Hypophagia and body weight loss by tirzepatide are accompanied by fewer GI adverse events compared to semaglutide in preclinical models
Glucagon-like peptide-1 receptor (GLP-1R)/glucose-dependent insulinotropic peptide receptor (GIPR) agonistic analogs have yielded superior results in enhancing glycemic control and weight management compared to GLP-1R agonism alone. Intriguingly, GIPR agonism appears to induce antiemetic effects, potentially alleviating part of the nausea and vomiting side effects common to GLP-1R agonists like semaglutide. Here, we show in rats and shrews that GIPR agonism blocks emesis and attenuates other malaise behaviors elicited by GLP-1R activation while maintaining reduced food intake and body weight loss and improved glucose tolerance. The GLP-1R/GIPR agonist tirzepatide induced significantly fewer side effects than equipotent doses of semaglutide. These findings underscore the therapeutic potential of combined pharmaceutical strategies activating both incretin systems, leading to enhanced therapeutic index and reduced occurrence of nausea and vomiting for obesity and diabetes treatments. Publication link
Tirzepatide induces less kaolin consumption in rats compared to equipotent doses of semaglutide.

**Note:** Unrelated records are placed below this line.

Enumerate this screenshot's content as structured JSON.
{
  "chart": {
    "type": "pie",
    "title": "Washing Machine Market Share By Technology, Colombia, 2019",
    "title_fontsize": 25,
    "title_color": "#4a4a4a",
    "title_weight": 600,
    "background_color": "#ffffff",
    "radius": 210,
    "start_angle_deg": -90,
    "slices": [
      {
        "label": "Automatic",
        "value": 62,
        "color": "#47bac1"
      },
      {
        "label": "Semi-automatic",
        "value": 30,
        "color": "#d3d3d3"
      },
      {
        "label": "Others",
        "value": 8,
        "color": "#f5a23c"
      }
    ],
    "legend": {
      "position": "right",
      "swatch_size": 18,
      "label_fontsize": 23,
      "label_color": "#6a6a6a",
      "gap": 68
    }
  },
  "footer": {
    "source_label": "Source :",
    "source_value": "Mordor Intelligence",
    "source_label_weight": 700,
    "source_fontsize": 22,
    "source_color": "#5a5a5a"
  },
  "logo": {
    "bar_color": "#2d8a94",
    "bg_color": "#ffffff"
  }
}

(A) Semaglutide administration dose-dependently suppresses food intake in rats (10 and 100 nmol/kg, ip; n = 10 per group). (B) The highest tested dose of semaglutide causes significant malaise (i.e., kaolin intake) in rats (100 nmol/kg, ip; n = 10 per group). (C) Semaglutide administration causes body weight loss in a dose-dependent manner (10 and 100 nmol/kg, ip; n = 10 per group). (D) Tirzepatide (TZP) dose-dependently suppress food intake (10 and 100 nmol/kg, ip; n = 10 per group). (E) Systemic administration of tirzepatide (100 nmol/kg) causes significant kaolin intake (ip, n = 10 per group). (F) Tirzepatide dose-dependently suppresses body weight (10 and 100 nmol/kg, ip; n = 10). (G) Tirzepatide and semaglutide induce comparable hypophagic responses in rats compared to controls (100 nmol/kg, ip; n = 10 to 20 per group). (H) Semaglutide administration induces higher kaolin consumption than tirzepatide treatment (100 nmol/kg, ip; n = 10 to 20 per group). (I) Tirzepatide and semaglutide cause similar body weight loss (100 nmol/kg, ip; n = 10 to 20 per group). All data expressed as means ± SEM. Data in (A) to (F) were analyzed with repeated measures two-way ANOVA followed by Tukey’s post hoc tests. Data in (G) to (I) were analyzed with repeated measures mixed-effects model followed by Tukey’s post hoc tests. Means with different letters are significantly different from each other (P < 0.05).